Le compromis sur l’élection du député Sleimane Frangié à la présidence de la République n’attendrait plus que son annonce officielle, sous peu, par le chef du courant du Futur, Saad Hariri. Des sources libanaises à Paris révèlent en effet à L’Orient-Le Jour que M. Hariri pourrait annoncer son appui à la candidature du député de Zghorta aujourd’hui à l’issue de sa rencontre avec le président François Hollande, prévue dans la matinée à l’Élysée. Le refus par la France de la candidature de M. Frangié est ainsi démenti par les sources précitées. Ce qui est sûr, toutefois, c’est que « l’annonce de cette candidature n’émanera pas officiellement du candidat en question, mais de Saad Hariri », ajoutent-elles.

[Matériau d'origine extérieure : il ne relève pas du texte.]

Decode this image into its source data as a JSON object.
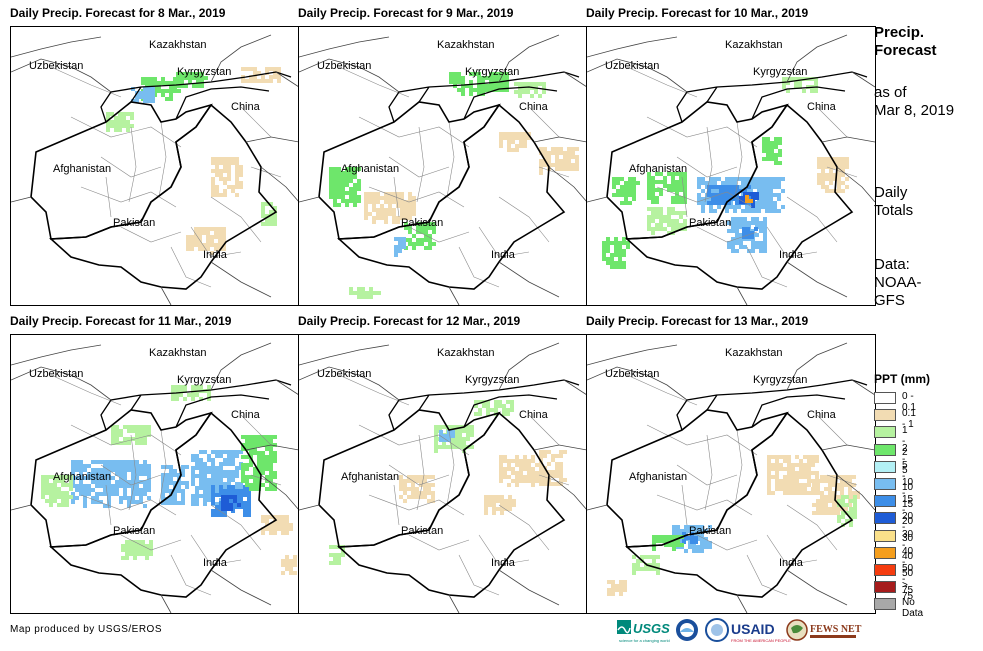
{
  "panels": [
    {
      "title": "Daily Precip. Forecast for 8 Mar., 2019",
      "intensity": 1
    },
    {
      "title": "Daily Precip. Forecast for 9 Mar., 2019",
      "intensity": 1
    },
    {
      "title": "Daily Precip. Forecast for 10 Mar., 2019",
      "intensity": 3
    },
    {
      "title": "Daily Precip. Forecast for 11 Mar., 2019",
      "intensity": 3
    },
    {
      "title": "Daily Precip. Forecast for 12 Mar., 2019",
      "intensity": 1
    },
    {
      "title": "Daily Precip. Forecast for 13 Mar., 2019",
      "intensity": 2
    }
  ],
  "map_labels": {
    "kazakhstan": "Kazakhstan",
    "uzbekistan": "Uzbekistan",
    "kyrgyzstan": "Kyrgyzstan",
    "china": "China",
    "afghanistan": "Afghanistan",
    "pakistan": "Pakistan",
    "india": "India"
  },
  "side": {
    "title_line1": "Precip.",
    "title_line2": "Forecast",
    "asof_line1": "as of",
    "asof_line2": "Mar 8, 2019",
    "daily_line1": "Daily",
    "daily_line2": "Totals",
    "data_line1": "Data:",
    "data_line2": "NOAA-",
    "data_line3": "GFS"
  },
  "legend": {
    "title": "PPT (mm)",
    "items": [
      {
        "label": "0 - 0.1",
        "color": "#ffffff"
      },
      {
        "label": "0.1 - 1",
        "color": "#f2dcb3"
      },
      {
        "label": "1 - 2",
        "color": "#b6f2a0"
      },
      {
        "label": "2 - 5",
        "color": "#6ee66b"
      },
      {
        "label": "5 - 10",
        "color": "#b3f0f5"
      },
      {
        "label": "10 - 15",
        "color": "#78bdf0"
      },
      {
        "label": "15 - 20",
        "color": "#3d8ee8"
      },
      {
        "label": "20 - 30",
        "color": "#1e5cd6"
      },
      {
        "label": "30 - 40",
        "color": "#fae08a"
      },
      {
        "label": "40 - 50",
        "color": "#f59e1c"
      },
      {
        "label": "50 - 75",
        "color": "#f53c0f"
      },
      {
        "label": "> 75",
        "color": "#a61c1c"
      },
      {
        "label": "No Data",
        "color": "#a8a8a8"
      }
    ]
  },
  "credit": "Map produced by USGS/EROS",
  "logos": {
    "usgs": "USGS",
    "usgs_tag": "science for a changing world",
    "usaid": "USAID",
    "usaid_tag": "FROM THE AMERICAN PEOPLE",
    "fewsnet": "FEWS NET"
  }
}
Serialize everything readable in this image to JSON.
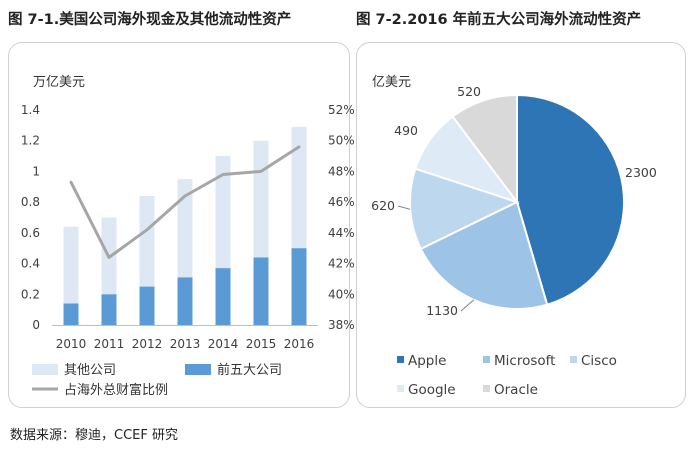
{
  "titles": {
    "left": "图 7-1.美国公司海外现金及其他流动性资产",
    "right": "图 7-2.2016 年前五大公司海外流动性资产"
  },
  "source_note": "数据来源：穆迪，CCEF 研究",
  "chart_data": [
    {
      "type": "bar",
      "stacked": true,
      "title": "图 7-1.美国公司海外现金及其他流动性资产",
      "ylabel": "万亿美元",
      "categories": [
        "2010",
        "2011",
        "2012",
        "2013",
        "2014",
        "2015",
        "2016"
      ],
      "ylim": [
        0,
        1.4
      ],
      "yticks": [
        "0",
        "0.2",
        "0.4",
        "0.6",
        "0.8",
        "1",
        "1.2",
        "1.4"
      ],
      "y2lim": [
        38,
        52
      ],
      "y2ticks": [
        "38%",
        "40%",
        "42%",
        "44%",
        "46%",
        "48%",
        "50%",
        "52%"
      ],
      "series": [
        {
          "name": "前五大公司",
          "kind": "bar",
          "color": "#5b9bd5",
          "values": [
            0.14,
            0.2,
            0.25,
            0.31,
            0.37,
            0.44,
            0.5
          ]
        },
        {
          "name": "其他公司",
          "kind": "bar",
          "color": "#dde8f4",
          "values": [
            0.5,
            0.5,
            0.59,
            0.64,
            0.73,
            0.76,
            0.79
          ]
        },
        {
          "name": "占海外总财富比例",
          "kind": "line",
          "axis": "right",
          "color": "#a6a6a6",
          "values": [
            47.3,
            42.4,
            44.2,
            46.4,
            47.8,
            48.0,
            49.6
          ]
        }
      ],
      "legend": [
        {
          "label": "其他公司",
          "color": "#dde8f4",
          "kind": "bar"
        },
        {
          "label": "前五大公司",
          "color": "#5b9bd5",
          "kind": "bar"
        },
        {
          "label": "占海外总财富比例",
          "color": "#a6a6a6",
          "kind": "line"
        }
      ],
      "legend_position": "bottom",
      "grid": false
    },
    {
      "type": "pie",
      "title": "图 7-2.2016 年前五大公司海外流动性资产",
      "unit_label": "亿美元",
      "slices": [
        {
          "name": "Apple",
          "value": 2300,
          "label": "2300",
          "color": "#2e75b6"
        },
        {
          "name": "Microsoft",
          "value": 1130,
          "label": "1130",
          "color": "#9dc3e6"
        },
        {
          "name": "Cisco",
          "value": 620,
          "label": "620",
          "color": "#bdd7ee"
        },
        {
          "name": "Google",
          "value": 490,
          "label": "490",
          "color": "#deebf7"
        },
        {
          "name": "Oracle",
          "value": 520,
          "label": "520",
          "color": "#d9d9d9"
        }
      ],
      "legend_position": "bottom"
    }
  ]
}
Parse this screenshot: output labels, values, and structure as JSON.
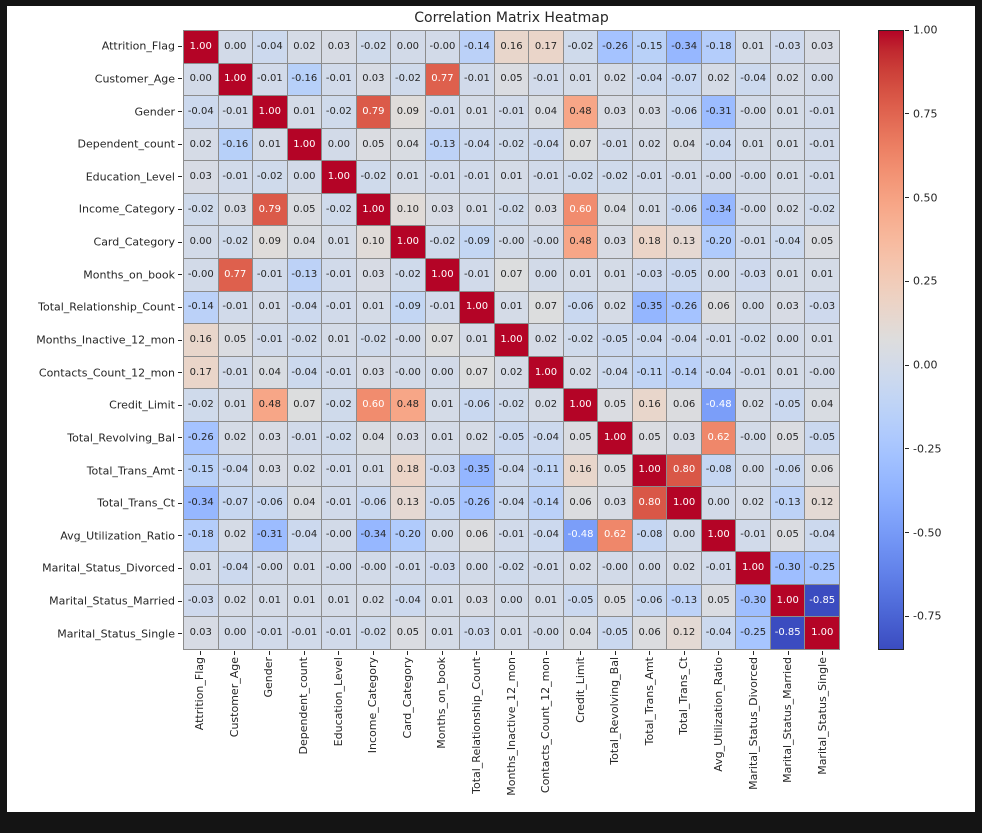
{
  "title": "Correlation Matrix Heatmap",
  "colors": {
    "figure_bg": "#ffffff",
    "frame_bg": "#141414",
    "grid_line": "#8c8c8c",
    "annotation_dark": "#262626",
    "annotation_light": "#ffffff",
    "cmap_min": "#3b4cc0",
    "cmap_mid": "#dddddd",
    "cmap_max": "#b40426"
  },
  "chart_data": {
    "type": "heatmap",
    "title": "Correlation Matrix Heatmap",
    "colormap": "coolwarm",
    "vmin": -0.85,
    "vmax": 1.0,
    "cell_format": ".2f",
    "legend_position": "right-colorbar",
    "colorbar_ticks": [
      "1.00",
      "0.75",
      "0.50",
      "0.25",
      "0.00",
      "-0.25",
      "-0.50",
      "-0.75"
    ],
    "labels": [
      "Attrition_Flag",
      "Customer_Age",
      "Gender",
      "Dependent_count",
      "Education_Level",
      "Income_Category",
      "Card_Category",
      "Months_on_book",
      "Total_Relationship_Count",
      "Months_Inactive_12_mon",
      "Contacts_Count_12_mon",
      "Credit_Limit",
      "Total_Revolving_Bal",
      "Total_Trans_Amt",
      "Total_Trans_Ct",
      "Avg_Utilization_Ratio",
      "Marital_Status_Divorced",
      "Marital_Status_Married",
      "Marital_Status_Single"
    ],
    "matrix": [
      [
        "1.00",
        "0.00",
        "-0.04",
        "0.02",
        "0.03",
        "-0.02",
        "0.00",
        "-0.00",
        "-0.14",
        "0.16",
        "0.17",
        "-0.02",
        "-0.26",
        "-0.15",
        "-0.34",
        "-0.18",
        "0.01",
        "-0.03",
        "0.03"
      ],
      [
        "0.00",
        "1.00",
        "-0.01",
        "-0.16",
        "-0.01",
        "0.03",
        "-0.02",
        "0.77",
        "-0.01",
        "0.05",
        "-0.01",
        "0.01",
        "0.02",
        "-0.04",
        "-0.07",
        "0.02",
        "-0.04",
        "0.02",
        "0.00"
      ],
      [
        "-0.04",
        "-0.01",
        "1.00",
        "0.01",
        "-0.02",
        "0.79",
        "0.09",
        "-0.01",
        "0.01",
        "-0.01",
        "0.04",
        "0.48",
        "0.03",
        "0.03",
        "-0.06",
        "-0.31",
        "-0.00",
        "0.01",
        "-0.01"
      ],
      [
        "0.02",
        "-0.16",
        "0.01",
        "1.00",
        "0.00",
        "0.05",
        "0.04",
        "-0.13",
        "-0.04",
        "-0.02",
        "-0.04",
        "0.07",
        "-0.01",
        "0.02",
        "0.04",
        "-0.04",
        "0.01",
        "0.01",
        "-0.01"
      ],
      [
        "0.03",
        "-0.01",
        "-0.02",
        "0.00",
        "1.00",
        "-0.02",
        "0.01",
        "-0.01",
        "-0.01",
        "0.01",
        "-0.01",
        "-0.02",
        "-0.02",
        "-0.01",
        "-0.01",
        "-0.00",
        "-0.00",
        "0.01",
        "-0.01"
      ],
      [
        "-0.02",
        "0.03",
        "0.79",
        "0.05",
        "-0.02",
        "1.00",
        "0.10",
        "0.03",
        "0.01",
        "-0.02",
        "0.03",
        "0.60",
        "0.04",
        "0.01",
        "-0.06",
        "-0.34",
        "-0.00",
        "0.02",
        "-0.02"
      ],
      [
        "0.00",
        "-0.02",
        "0.09",
        "0.04",
        "0.01",
        "0.10",
        "1.00",
        "-0.02",
        "-0.09",
        "-0.00",
        "-0.00",
        "0.48",
        "0.03",
        "0.18",
        "0.13",
        "-0.20",
        "-0.01",
        "-0.04",
        "0.05"
      ],
      [
        "-0.00",
        "0.77",
        "-0.01",
        "-0.13",
        "-0.01",
        "0.03",
        "-0.02",
        "1.00",
        "-0.01",
        "0.07",
        "0.00",
        "0.01",
        "0.01",
        "-0.03",
        "-0.05",
        "0.00",
        "-0.03",
        "0.01",
        "0.01"
      ],
      [
        "-0.14",
        "-0.01",
        "0.01",
        "-0.04",
        "-0.01",
        "0.01",
        "-0.09",
        "-0.01",
        "1.00",
        "0.01",
        "0.07",
        "-0.06",
        "0.02",
        "-0.35",
        "-0.26",
        "0.06",
        "0.00",
        "0.03",
        "-0.03"
      ],
      [
        "0.16",
        "0.05",
        "-0.01",
        "-0.02",
        "0.01",
        "-0.02",
        "-0.00",
        "0.07",
        "0.01",
        "1.00",
        "0.02",
        "-0.02",
        "-0.05",
        "-0.04",
        "-0.04",
        "-0.01",
        "-0.02",
        "0.00",
        "0.01"
      ],
      [
        "0.17",
        "-0.01",
        "0.04",
        "-0.04",
        "-0.01",
        "0.03",
        "-0.00",
        "0.00",
        "0.07",
        "0.02",
        "1.00",
        "0.02",
        "-0.04",
        "-0.11",
        "-0.14",
        "-0.04",
        "-0.01",
        "0.01",
        "-0.00"
      ],
      [
        "-0.02",
        "0.01",
        "0.48",
        "0.07",
        "-0.02",
        "0.60",
        "0.48",
        "0.01",
        "-0.06",
        "-0.02",
        "0.02",
        "1.00",
        "0.05",
        "0.16",
        "0.06",
        "-0.48",
        "0.02",
        "-0.05",
        "0.04"
      ],
      [
        "-0.26",
        "0.02",
        "0.03",
        "-0.01",
        "-0.02",
        "0.04",
        "0.03",
        "0.01",
        "0.02",
        "-0.05",
        "-0.04",
        "0.05",
        "1.00",
        "0.05",
        "0.03",
        "0.62",
        "-0.00",
        "0.05",
        "-0.05"
      ],
      [
        "-0.15",
        "-0.04",
        "0.03",
        "0.02",
        "-0.01",
        "0.01",
        "0.18",
        "-0.03",
        "-0.35",
        "-0.04",
        "-0.11",
        "0.16",
        "0.05",
        "1.00",
        "0.80",
        "-0.08",
        "0.00",
        "-0.06",
        "0.06"
      ],
      [
        "-0.34",
        "-0.07",
        "-0.06",
        "0.04",
        "-0.01",
        "-0.06",
        "0.13",
        "-0.05",
        "-0.26",
        "-0.04",
        "-0.14",
        "0.06",
        "0.03",
        "0.80",
        "1.00",
        "0.00",
        "0.02",
        "-0.13",
        "0.12"
      ],
      [
        "-0.18",
        "0.02",
        "-0.31",
        "-0.04",
        "-0.00",
        "-0.34",
        "-0.20",
        "0.00",
        "0.06",
        "-0.01",
        "-0.04",
        "-0.48",
        "0.62",
        "-0.08",
        "0.00",
        "1.00",
        "-0.01",
        "0.05",
        "-0.04"
      ],
      [
        "0.01",
        "-0.04",
        "-0.00",
        "0.01",
        "-0.00",
        "-0.00",
        "-0.01",
        "-0.03",
        "0.00",
        "-0.02",
        "-0.01",
        "0.02",
        "-0.00",
        "0.00",
        "0.02",
        "-0.01",
        "1.00",
        "-0.30",
        "-0.25"
      ],
      [
        "-0.03",
        "0.02",
        "0.01",
        "0.01",
        "0.01",
        "0.02",
        "-0.04",
        "0.01",
        "0.03",
        "0.00",
        "0.01",
        "-0.05",
        "0.05",
        "-0.06",
        "-0.13",
        "0.05",
        "-0.30",
        "1.00",
        "-0.85"
      ],
      [
        "0.03",
        "0.00",
        "-0.01",
        "-0.01",
        "-0.01",
        "-0.02",
        "0.05",
        "0.01",
        "-0.03",
        "0.01",
        "-0.00",
        "0.04",
        "-0.05",
        "0.06",
        "0.12",
        "-0.04",
        "-0.25",
        "-0.85",
        "1.00"
      ]
    ]
  }
}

Ce dernier doit s’entretenir aujourd’hui à Paris avec plusieurs parties politiques libanaises, notamment avec un groupe de personnalités indépendantes du 14 Mars, avant de se rendre à Riyad pour un entretien avec les cadres du Futur. L’objectif en serait moins, semble-t-il, de recueillir un consensus autour de la candidature de Sleimane Frangié que de finaliser la mise en œuvre du compromis en question, c’est-à-dire de l’imposer.
Certes, la question d’assurer une couverture chrétienne à la séance électorale (reportée, hier, par le président de la Chambre à la date relativement proche du 16 décembre courant) continue d’être évoquée comme un passage obligé. Certaines sources du Futur font état de « concertations continues avec les différentes parties, notamment les Forces libanaises », et assurent qu’aucune candidature ne sera avalisée par le Futur sans l’accord préalable des parties du 14 Mars.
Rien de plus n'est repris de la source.